Personnel médical, transporteurs, éducation nationale... le front social bouillonne. S’y ajoute la pression d’une jeunesse diplômée déprimée par un chômage endémique qui les contraint à l’inaction, aux petits boulots, voire à monter dans des pirogues pour l’Europe. « Le Sénégal n’est pas la Tunisie. C’est une démocratie mais les printemps arabes sont dans les têtes », observe Keyti. « Dans ce pays très organisé politiquement et structuré par les influentes confréries soufies, tolérantes et pacifistes, ils sortent en partie du cadre. Ils peuvent devenir incontrôlables », ajoute Babacar Gueye, le directeur de l’université privée de sciences sociales de Dakar.

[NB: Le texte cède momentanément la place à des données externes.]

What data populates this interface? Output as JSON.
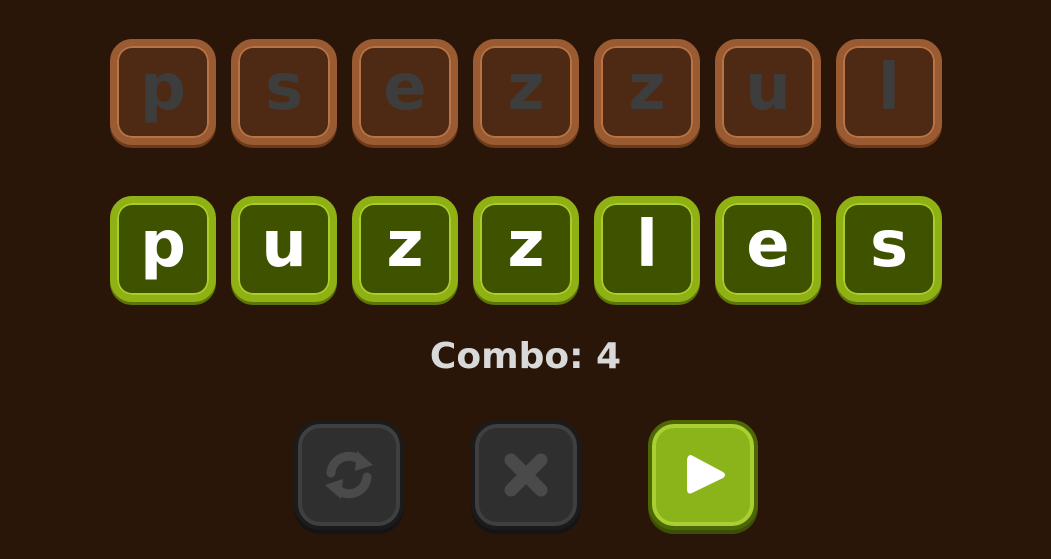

Et toute cette colère rentrée se concentre sur la candidature du président Wade. « Il ne doit pas se présenter et nous y arriverons », affirme Daouda en se rappelant la victoire du 23 juin.

Le M23 est coordonné par Alioune Tine, le président de la Raddho (Rencontre africaine pour la défense des droits de l’homme). On y trouve aussi bien des socialistes que d’ex-ministres libéraux de M. Wade tombés en disgrâce et, bien sûr, les jeunes inspirés par les rappeurs de Y’en a marre, auteurs du tonitruant morceau « Abdoulaye. Faux ! Pas forcé » dénonçant la volonté du président de s’accrocher au pouvoir et d’y promouvoir son fils.

A partir de vendredi, Daouda espère donc reproduire le miracle de juin. En face, on minimise le risque. « Il ne faut pas surestimer leur force », avertit Amadou Sall, porte-parole du candidat Wade. « Quelques milliers de personnes ne prendront pas en otage 12 millions de Sénégalais », dit-il, persuadé que la candidature de son chef sera retenue et, mieux, que le 26 février, « il sera élu au premier tour ». En attendant, la préfecture de Dakar vient d’interdire toutes les manifestations dans les prochains jours. Le campus de l’UCAD s’en moque.